To some, though, FirstFed’s closure was long overdue.

Regulators have handled more than 200 bank failures since the beginning of 2008, and there are another 702 institutions in danger of failing on the FDIC’s private list of troubled banks.

Whether FirstFed could have survived will never be known, but the FDIC has too much on its plate, some say, to allow a troubled institution to further weaken the industry.

“The regulatory system had been basically giving (FirstFed) a chance for the last two years and it’s just not working,” said Santiago of Institutional Risk Analytics.

Many have suggested that regulators want fewer, stronger institutions.

Santiago noted that regulators “are being more aggressive in certain cases now. They’re cleaning out the banks that are on the weak side of the system.”

OneWest, which pledged to keep most workers for 90 days, began laying off former FirstFed employees this month.

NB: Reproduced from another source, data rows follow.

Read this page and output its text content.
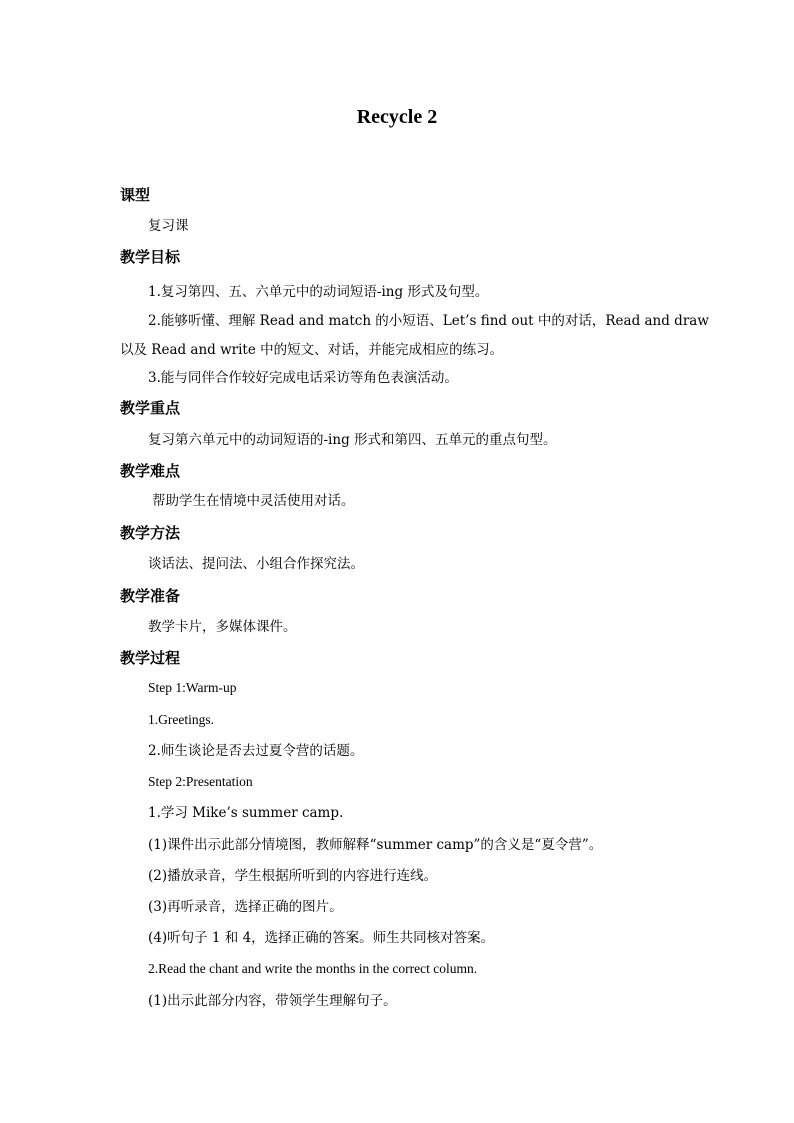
Recycle 2
课型
复习课
教学目标
1.复习第四、五、六单元中的动词短语-ing 形式及句型。
2.能够听懂、理解 Read and match 的小短语、Let’s find out 中的对话，Read and draw
以及 Read and write 中的短文、对话，并能完成相应的练习。
3.能与同伴合作较好完成电话采访等角色表演活动。
教学重点
复习第六单元中的动词短语的-ing 形式和第四、五单元的重点句型。
教学难点
帮助学生在情境中灵活使用对话。
教学方法
谈话法、提问法、小组合作探究法。
教学准备
教学卡片，多媒体课件。
教学过程
Step 1:Warm-up
1.Greetings.
2.师生谈论是否去过夏令营的话题。
Step 2:Presentation
1.学习 Mike’s summer camp.
(1)课件出示此部分情境图，教师解释“summer camp”的含义是“夏令营”。
(2)播放录音，学生根据所听到的内容进行连线。
(3)再听录音，选择正确的图片。
(4)听句子 1 和 4，选择正确的答案。师生共同核对答案。
2.Read the chant and write the months in the correct column.
(1)出示此部分内容，带领学生理解句子。
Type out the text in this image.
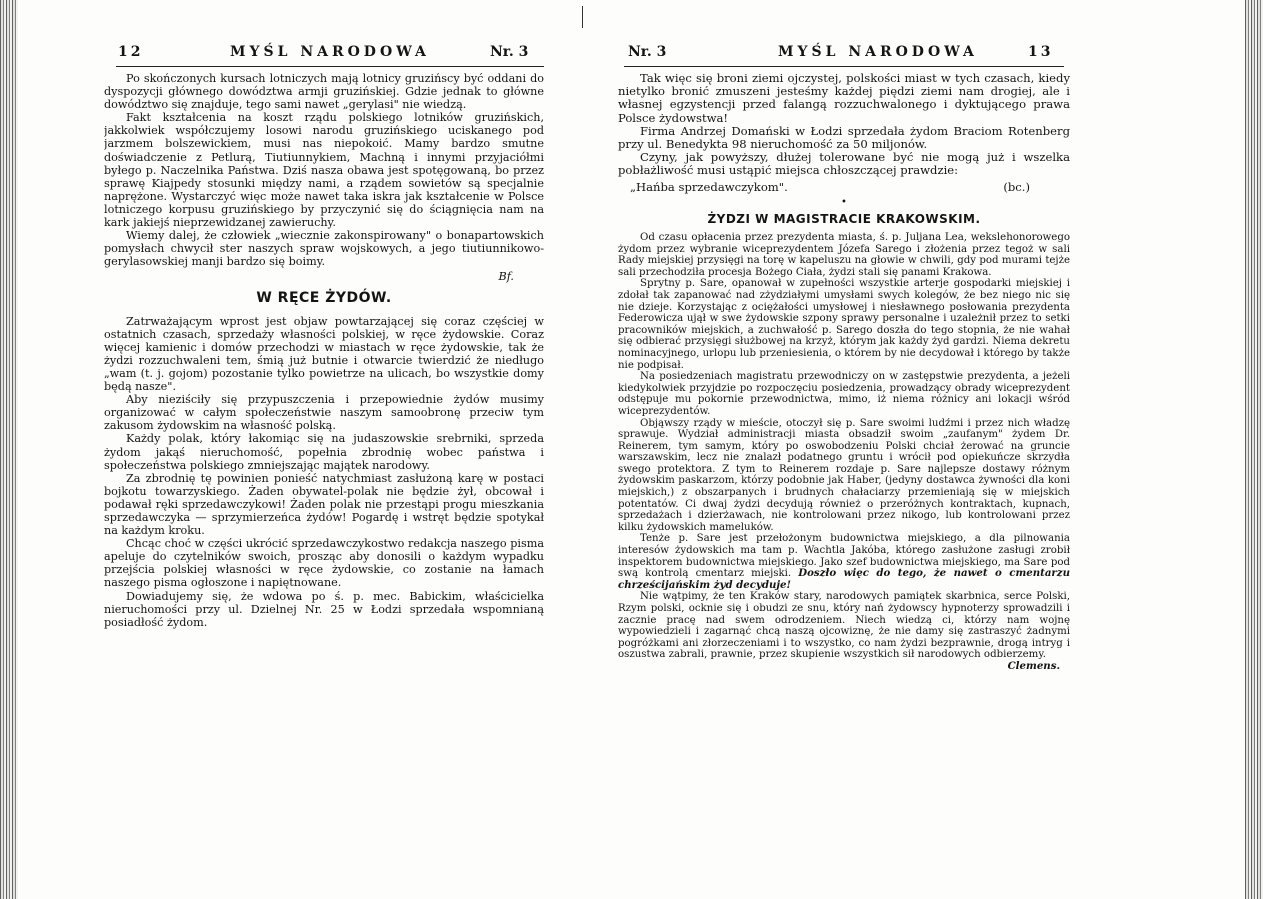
12	MYŚL NARODOWA	Nr. 3

Po skończonych kursach lotniczych mają lotnicy gruzińscy być oddani do dyspozycji głównego dowództwa armji gruzińskiej. Gdzie jednak to główne dowództwo się znajduje, tego sami nawet „gerylasi" nie wiedzą.

Fakt kształcenia na koszt rządu polskiego lotników gruzińskich, jakkolwiek współczujemy losowi narodu gruzińskiego uciskanego pod jarzmem bolszewickiem, musi nas niepokoić. Mamy bardzo smutne doświadczenie z Petlurą, Tiutiunnykiem, Machną i innymi przyjaciółmi byłego p. Naczelnika Państwa. Dziś nasza obawa jest spotęgowaną, bo przez sprawę Kiajpedy stosunki między nami, a rządem sowietów są specjalnie naprężone. Wystarczyć więc może nawet taka iskra jak kształcenie w Polsce lotniczego korpusu gruzińskiego by przyczynić się do ściągnięcia nam na kark jakiejś nieprzewidzanej zawieruchy.

Wiemy dalej, że człowiek „wiecznie zakonspirowany" o bonapartowskich pomysłach chwycił ster naszych spraw wojskowych, a jego tiutiunnikowo-gerylasowskiej manji bardzo się boimy.

Bf.
W RĘCE ŻYDÓW.

Zatrważającym wprost jest objaw powtarzającej się coraz częściej w ostatnich czasach, sprzedaży własności polskiej, w ręce żydowskie. Coraz więcej kamienic i domów przechodzi w miastach w ręce żydowskie, tak że żydzi rozzuchwaleni tem, śmią już butnie i otwarcie twierdzić że niedługo „wam (t. j. gojom) pozostanie tylko powietrze na ulicach, bo wszystkie domy będą nasze".

Aby nieziściły się przypuszczenia i przepowiednie żydów musimy organizować w całym społeczeństwie naszym samoobronę przeciw tym zakusom żydowskim na własność polską.

Każdy polak, który łakomiąc się na judaszowskie srebrniki, sprzeda żydom jakąś nieruchomość, popełnia zbrodnię wobec państwa i społeczeństwa polskiego zmniejszając majątek narodowy.

Za zbrodnię tę powinien ponieść natychmiast zasłużoną karę w postaci bojkotu towarzyskiego. Żaden obywatel-polak nie będzie żył, obcował i podawał ręki sprzedawczykowi! Żaden polak nie przestąpi progu mieszkania sprzedawczyka — sprzymierzeńca żydów! Pogardę i wstręt będzie spotykał na każdym kroku.

Chcąc choć w części ukrócić sprzedawczykostwo redakcja naszego pisma apeluje do czytelników swoich, prosząc aby donosili o każdym wypadku przejścia polskiej własności w ręce żydowskie, co zostanie na łamach naszego pisma ogłoszone i napiętnowane.

Dowiadujemy się, że wdowa po ś. p. mec. Babickim, właścicielka nieruchomości przy ul. Dzielnej Nr. 25 w Łodzi sprzedała wspomnianą posiadłość żydom.

Nr. 3	MYŚL NARODOWA	13

Tak więc się broni ziemi ojczystej, polskości miast w tych czasach, kiedy nietylko bronić zmuszeni jesteśmy każdej piędzi ziemi nam drogiej, ale i własnej egzystencji przed falangą rozzuchwalonego i dyktującego prawa Polsce żydowstwa!

Firma Andrzej Domański w Łodzi sprzedała żydom Braciom Rotenberg przy ul. Benedykta 98 nieruchomość za 50 miljonów.

Czyny, jak powyższy, dłużej tolerowane być nie mogą już i wszelka pobłażliwość musi ustąpić miejsca chłoszczącej prawdzie:

„Hańba sprzedawczykom".	(bc.)
•
ŻYDZI W MAGISTRACIE KRAKOWSKIM.

Od czasu opłacenia przez prezydenta miasta, ś. p. Juljana Lea, wekslehonorowego żydom przez wybranie wiceprezydentem Józefa Sarego i złożenia przez tegoż w sali Rady miejskiej przysięgi na torę w kapeluszu na głowie w chwili, gdy pod murami tejże sali przechodziła procesja Bożego Ciała, żydzi stali się panami Krakowa.

Sprytny p. Sare, opanował w zupełności wszystkie arterje gospodarki miejskiej i zdołał tak zapanować nad zżydziałymi umysłami swych kolegów, że bez niego nic się nie dzieje. Korzystając z ociężałości umysłowej i niesławnego posłowania prezydenta Federowicza ujął w swe żydowskie szpony sprawy personalne i uzależnił przez to setki pracowników miejskich, a zuchwałość p. Sarego doszła do tego stopnia, że nie wahał się odbierać przysięgi służbowej na krzyż, którym jak każdy żyd gardzi. Niema dekretu nominacyjnego, urlopu lub przeniesienia, o którem by nie decydował i którego by także nie podpisał.

Na posiedzeniach magistratu przewodniczy on w zastępstwie prezydenta, a jeżeli kiedykolwiek przyjdzie po rozpoczęciu posiedzenia, prowadzący obrady wiceprezydent odstępuje mu pokornie przewodnictwa, mimo, iż niema różnicy ani lokacji wśród wiceprezydentów.

Objąwszy rządy w mieście, otoczył się p. Sare swoimi ludźmi i przez nich władzę sprawuje. Wydział administracji miasta obsadził swoim „zaufanym" żydem Dr. Reinerem, tym samym, który po oswobodzeniu Polski chciał żerować na gruncie warszawskim, lecz nie znalazł podatnego gruntu i wrócił pod opiekuńcze skrzydła swego protektora. Z tym to Reinerem rozdaje p. Sare najlepsze dostawy różnym żydowskim paskarzom, którzy podobnie jak Haber, (jedyny dostawca żywności dla koni miejskich,) z obszarpanych i brudnych chałaciarzy przemieniają się w miejskich potentatów. Ci dwaj żydzi decydują również o przeróżnych kontraktach, kupnach, sprzedażach i dzierżawach, nie kontrolowani przez nikogo, lub kontrolowani przez kilku żydowskich mameluków.

Tenże p. Sare jest przełożonym budownictwa miejskiego, a dla pilnowania interesów żydowskich ma tam p. Wachtla Jakóba, którego zasłużone zasługi zrobił inspektorem budownictwa miejskiego. Jako szef budownictwa miejskiego, ma Sare pod swą kontrolą cmentarz miejski. Doszło więc do tego, że nawet o cmentarzu chrześcijańskim żyd decyduje!

Nie wątpimy, że ten Kraków stary, narodowych pamiątek skarbnica, serce Polski, Rzym polski, ocknie się i obudzi ze snu, który nań żydowscy hypnoterzy sprowadzili i zacznie pracę nad swem odrodzeniem. Niech wiedzą ci, którzy nam wojnę wypowiedzieli i zagarnąć chcą naszą ojcowiznę, że nie damy się zastraszyć żadnymi pogróżkami ani złorzeczeniami i to wszystko, co nam żydzi bezprawnie, drogą intryg i oszustwa zabrali, prawnie, przez skupienie wszystkich sił narodowych odbierzemy.
Clemens.
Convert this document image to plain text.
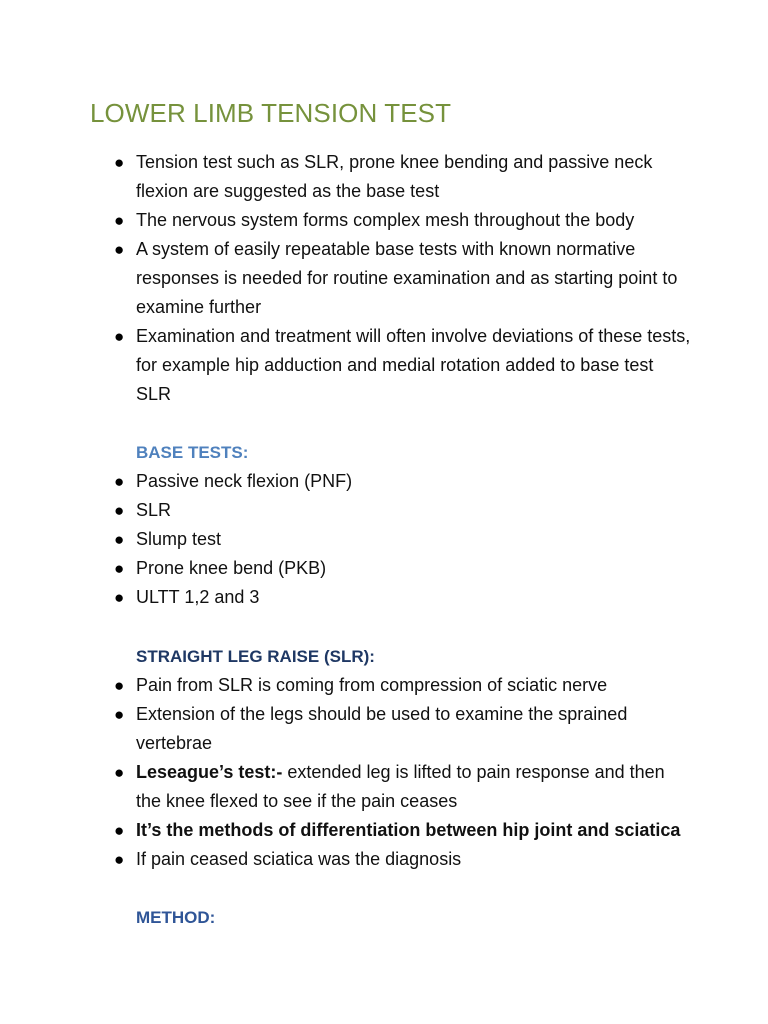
LOWER LIMB TENSION TEST
● Tension test such as SLR, prone knee bending and passive neck flexion are suggested as the base test
● The nervous system forms complex mesh throughout the body
● A system of easily repeatable base tests with known normative responses is needed for routine examination and as starting point to examine further
● Examination and treatment will often involve deviations of these tests, for example hip adduction and medial rotation added to base test SLR
BASE TESTS:
● Passive neck flexion (PNF)
● SLR
● Slump test
● Prone knee bend (PKB)
● ULTT 1,2 and 3
STRAIGHT LEG RAISE (SLR):
● Pain from SLR is coming from compression of sciatic nerve
● Extension of the legs should be used to examine the sprained vertebrae
● Leseague’s test:- extended leg is lifted to pain response and then the knee flexed to see if the pain ceases
● It’s the methods of differentiation between hip joint and sciatica
● If pain ceased sciatica was the diagnosis
METHOD:
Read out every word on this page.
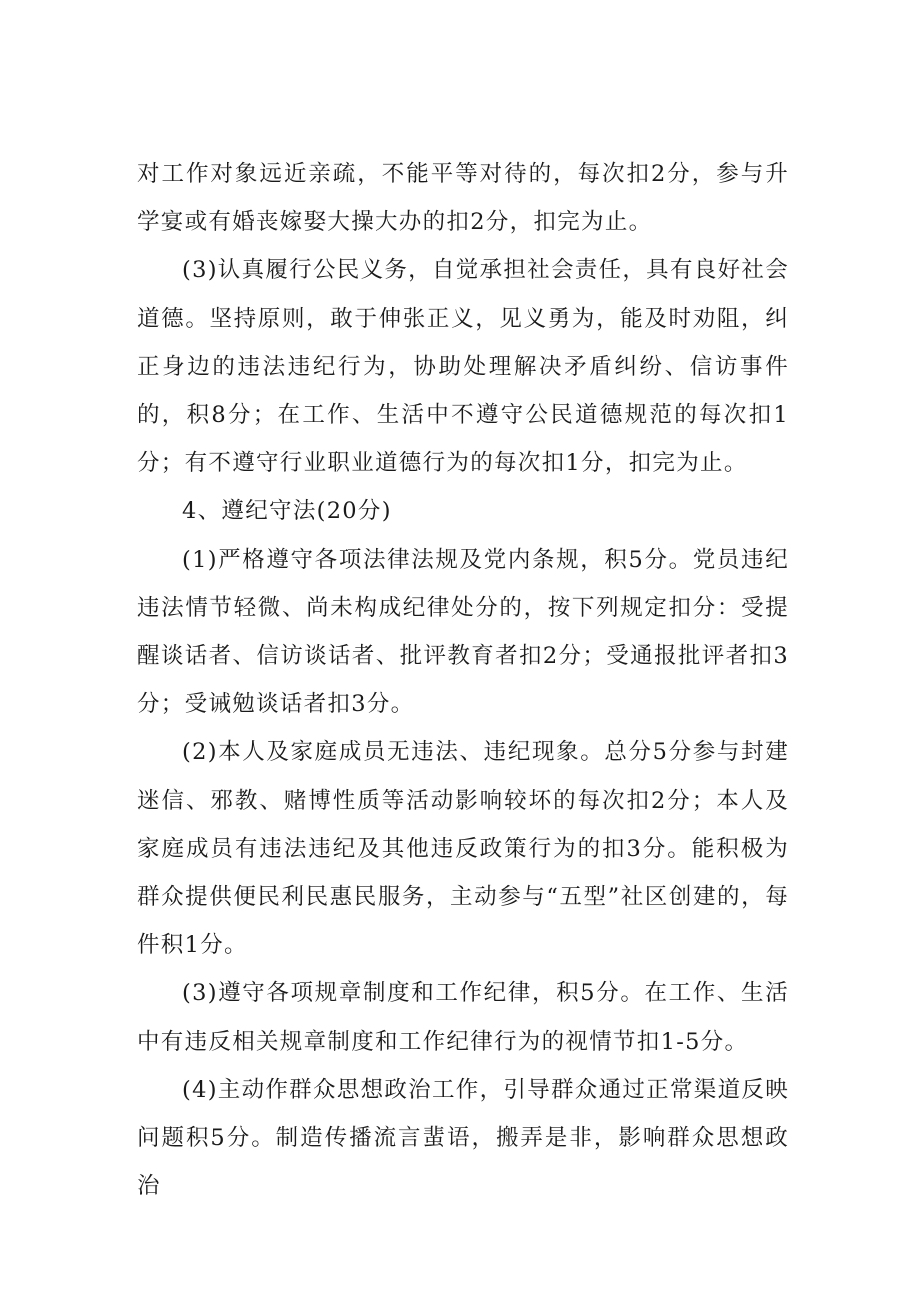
对工作对象远近亲疏，不能平等对待的，每次扣2分，参与升学宴或有婚丧嫁娶大操大办的扣2分，扣完为止。

(3)认真履行公民义务，自觉承担社会责任，具有良好社会道德。坚持原则，敢于伸张正义，见义勇为，能及时劝阻，纠正身边的违法违纪行为，协助处理解决矛盾纠纷、信访事件的，积8分；在工作、生活中不遵守公民道德规范的每次扣1分；有不遵守行业职业道德行为的每次扣1分，扣完为止。

4、遵纪守法(20分)

(1)严格遵守各项法律法规及党内条规，积5分。党员违纪违法情节轻微、尚未构成纪律处分的，按下列规定扣分：受提醒谈话者、信访谈话者、批评教育者扣2分；受通报批评者扣3分；受诫勉谈话者扣3分。

(2)本人及家庭成员无违法、违纪现象。总分5分参与封建迷信、邪教、赌博性质等活动影响较坏的每次扣2分；本人及家庭成员有违法违纪及其他违反政策行为的扣3分。能积极为群众提供便民利民惠民服务，主动参与“五型”社区创建的，每件积1分。

(3)遵守各项规章制度和工作纪律，积5分。在工作、生活中有违反相关规章制度和工作纪律行为的视情节扣1-5分。

(4)主动作群众思想政治工作，引导群众通过正常渠道反映问题积5分。制造传播流言蜚语，搬弄是非，影响群众思想政治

OneWest confirmed that about 50 former FirstFed employees, approximately 10 percent, were laid off in the past few weeks, though Mnuchin said efforts were made to retain as many employees as possible.

Within the next 45 days, the institution expects to replace the FirstFed signs at the branches across town with OneWest’s circular yellow logo.

As FirstFed’s legacy is scrubbed from the new institution, some are bemoaning the loss of a community-focused bank – one that had been a local stalwart since before most were even born – in favor of an institution with larger aspirations.

“It’s very sad,” said Councilman Holbrook. “I was a customer and a stockholder. I know literally a dozen people at least who have primary home mortgages with them. And unfortunately, I know people who were working there until the day that it failed.”